Out of the box, the Site Search Crawler will crawl and index most websites with great speed.
For the fastest, most concise, and efficient crawl, you can use a sitemap.
On Effective Sitemaps
A sitemap is what it sounds like: a map of a website.
You may already have one, or can create one with minimal effort.
A sitemap is etched in eXtensible Markup Language (XML) and appears like this:
<urlset> <url> <loc> https://swiftype.com/documentation/site-search/ </loc> </url> <url> <loc> https://swiftype.com/documentation/site-search/guides/search-optimization </loc> </url> </urlset>
Above is a trimmed version of the swiftype.com documentation sitemap.
It contains a
<urlset> and lists URL locations for each individual page within the documentation.
These are the pages that we crawl to fuel our own documentation search.
The Site Search Crawler will look for a sitemap at the default location and filename:
Sometimes a sitemap might be in a non-default location, or have a unique filename...
No matter the location, you can make the crawler aware of it altering your robots.txt file:
User-agent: Swiftbot Sitemap: https://example.com/special_directory/sitemap.xml Sitemap: https://example.com/different_sitemap_name.xml
The crawler will use the
robots.txt file to follow this map and index the pages that it finds.
It will then follow the links within each page it discovers, until it has crawled the entire interlinked surface area of the website.
Given the crawler's natural inclination to follow links, the default crawl might include too many pages, bogging down performance.
It is this behaviour that we would like to limit.
You can both define sitemap locations and provide restrictions using Advanced Settings...
There are two different aspects of Advanced Settings:
- The Global Settings view, which is shared among all domains.
- The Domain specific view, which allows you to configure each domain by selecting it via the dropdown menu:
You have control over whether crawling is manual or automatic, restricted to sitemaps, or not.
Consider above where we specified a
Sitemap: within a robots.txt file.
We can do a similar thing within Advanced Settings:
- Add a custom sitemap URLs for each domain.
- Activate the Restrict Crawling to Sitemaps switch.
Now the crawler will:
- Visit the website.
- Look for and find the sitemap as instructed.
- Index and crawl only the URLs that are listed.
- It will not follow or index any additional URLs.

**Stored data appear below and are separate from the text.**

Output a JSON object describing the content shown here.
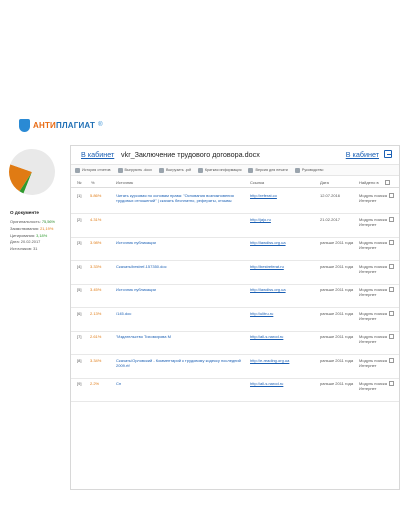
{
  "brand": {
    "name_part1": "АНТИ",
    "name_part2": "ПЛАГИАТ",
    "reg": "®"
  },
  "colors": {
    "original": "#2b8a2b",
    "borrowing": "#e07b14",
    "citation": "#2e9a2e",
    "link": "#1a5fb4"
  },
  "sidebar": {
    "title": "О документе",
    "stats": [
      {
        "label": "Оригинальность:",
        "value": "75,56%"
      },
      {
        "label": "Заимствования:",
        "value": "21,19%"
      },
      {
        "label": "Цитирования:",
        "value": "3,18%"
      },
      {
        "label": "Дата:",
        "value": "20.02.2017"
      },
      {
        "label": "Источников:",
        "value": "31"
      }
    ],
    "pie": {
      "original": 75.56,
      "borrowing": 21.19,
      "citation": 3.18
    }
  },
  "header": {
    "back_left": "В кабинет",
    "doc_name": "vkr_Заключение трудового договора.docx",
    "back_right": "В кабинет"
  },
  "toolbar": [
    {
      "icon": "history-icon",
      "label": "История отчетов"
    },
    {
      "icon": "download-icon",
      "label": "Выгрузить .docx"
    },
    {
      "icon": "pdf-icon",
      "label": "Выгрузить .pdf"
    },
    {
      "icon": "info-icon",
      "label": "Краткая информация"
    },
    {
      "icon": "print-icon",
      "label": "Версия для печати"
    },
    {
      "icon": "manual-icon",
      "label": "Руководство"
    }
  ],
  "columns": {
    "num": "№",
    "pct": "%",
    "source": "Источник",
    "link": "Ссылка",
    "date": "Дата",
    "found": "Найдено в"
  },
  "rows": [
    {
      "num": "[1]",
      "pct": "5.86%",
      "source": "Читать курсовая по основам права: \"Основания возникновения трудовых отношений\" | скачать бесплатно, рефераты, отзывы",
      "link": "http://referat.co",
      "date": "12.07.2016",
      "found": "Модуль поиска Интернет"
    },
    {
      "num": "[2]",
      "pct": "4.31%",
      "source": "",
      "link": "http://jajo.ru",
      "date": "21.02.2017",
      "found": "Модуль поиска Интернет"
    },
    {
      "num": "[3]",
      "pct": "3.98%",
      "source": "Источник публикации",
      "link": "http://lawdiss.org.ua",
      "date": "раньше 2011 года",
      "found": "Модуль поиска Интернет"
    },
    {
      "num": "[4]",
      "pct": "3.33%",
      "source": "Скачать/bestref-157350.doc",
      "link": "http://bestreferat.ru",
      "date": "раньше 2011 года",
      "found": "Модуль поиска Интернет"
    },
    {
      "num": "[5]",
      "pct": "3.45%",
      "source": "Источник публикации",
      "link": "http://lawdiss.org.ua",
      "date": "раньше 2011 года",
      "found": "Модуль поиска Интернет"
    },
    {
      "num": "[6]",
      "pct": "2.13%",
      "source": "/145.doc",
      "link": "http://ulitru.ru",
      "date": "раньше 2011 года",
      "found": "Модуль поиска Интернет"
    },
    {
      "num": "[7]",
      "pct": "2.61%",
      "source": "\"Издательство Тихомирова М",
      "link": "http://all-s.narod.ru",
      "date": "раньше 2011 года",
      "found": "Модуль поиска Интернет"
    },
    {
      "num": "[8]",
      "pct": "3.34%",
      "source": "Скачать/Орловский - Комментарий к трудовому кодексу последний 2009.rtf",
      "link": "http://e-reading.org.ua",
      "date": "раньше 2011 года",
      "found": "Модуль поиска Интернет"
    },
    {
      "num": "[9]",
      "pct": "2.2%",
      "source": "Сн",
      "link": "http://all-s.narod.ru",
      "date": "раньше 2011 года",
      "found": "Модуль поиска Интернет"
    }
  ]
}
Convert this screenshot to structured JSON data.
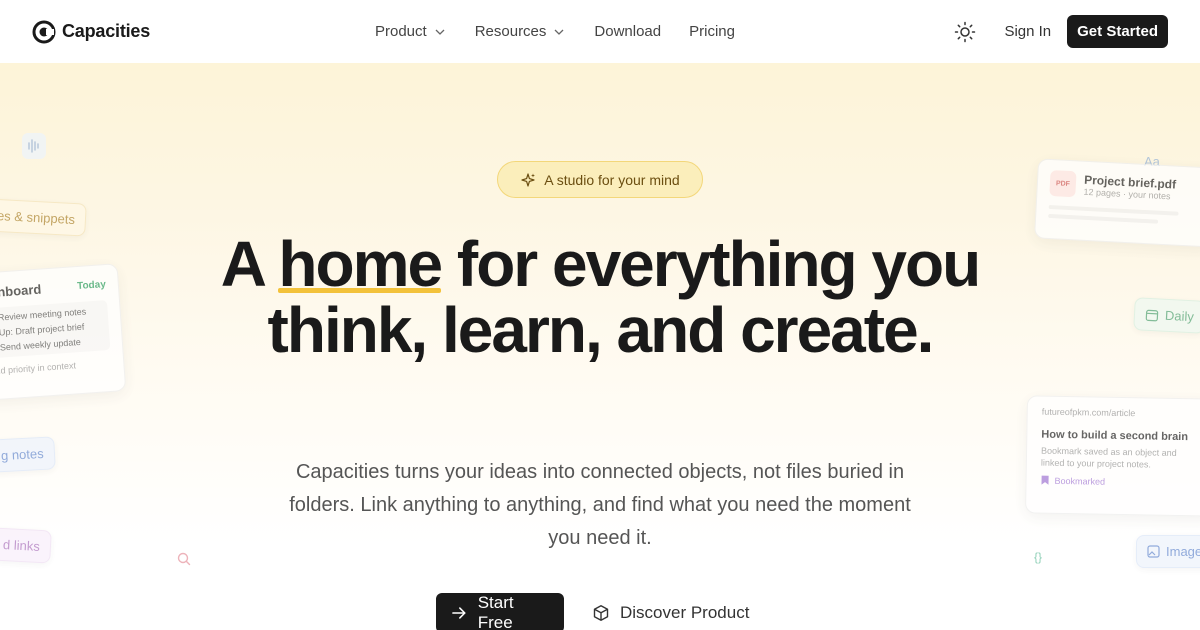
{
  "brand": {
    "name": "Capacities"
  },
  "nav": {
    "links": [
      {
        "label": "Product",
        "dropdown": true
      },
      {
        "label": "Resources",
        "dropdown": true
      },
      {
        "label": "Download",
        "dropdown": false
      },
      {
        "label": "Pricing",
        "dropdown": false
      }
    ],
    "theme_icon": "sun-icon",
    "signin_label": "Sign In",
    "cta_label": "Get Started"
  },
  "hero": {
    "badge": "A studio for your mind",
    "headline_pre": "A ",
    "headline_highlight": "home",
    "headline_post": " for everything you think, learn, and create.",
    "subtitle": "Capacities turns your ideas into connected objects, not files buried in folders. Link anything to anything, and find what you need the moment you need it.",
    "primary_cta": "Start Free",
    "secondary_cta": "Discover Product"
  },
  "decor": {
    "left_chip_top": "es & snippets",
    "dashboard_title": "shboard",
    "dashboard_badge": "Today",
    "dashboard_items": [
      "Review meeting notes",
      "Up: Draft project brief",
      "Send weekly update"
    ],
    "dashboard_footer": "nd priority in context",
    "left_chip_mid": "g notes",
    "left_chip_bottom": "d links",
    "pdf_title": "Project brief.pdf",
    "pdf_meta": "12 pages · your notes",
    "pdf_tag": "PDF",
    "aa_label": "Aa",
    "daily_label": "Daily",
    "article_url": "futureofpkm.com/article",
    "article_title": "How to build a second brain",
    "article_desc": "Bookmark saved as an object and linked to your project notes.",
    "article_tag": "Bookmarked",
    "image_label": "Image",
    "code_label": "{}"
  },
  "colors": {
    "accent_yellow": "#f3c23a",
    "dark": "#1a1a1a",
    "badge_bg": "#fbeebb"
  }
}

With this style of crawling, it is up to you to maintain concise and accurate sitemaps.
Doing so will put the crawler on a smaller circuit than if it were to crawl all available webpages.
For you, that means speedier crawls and a more accurate search engine.
Remember: a sitemap is not a direct representation of your Engine contents.
Removing a document from your sitemap will not remove the document from the Engine, nor block its awareness of the document.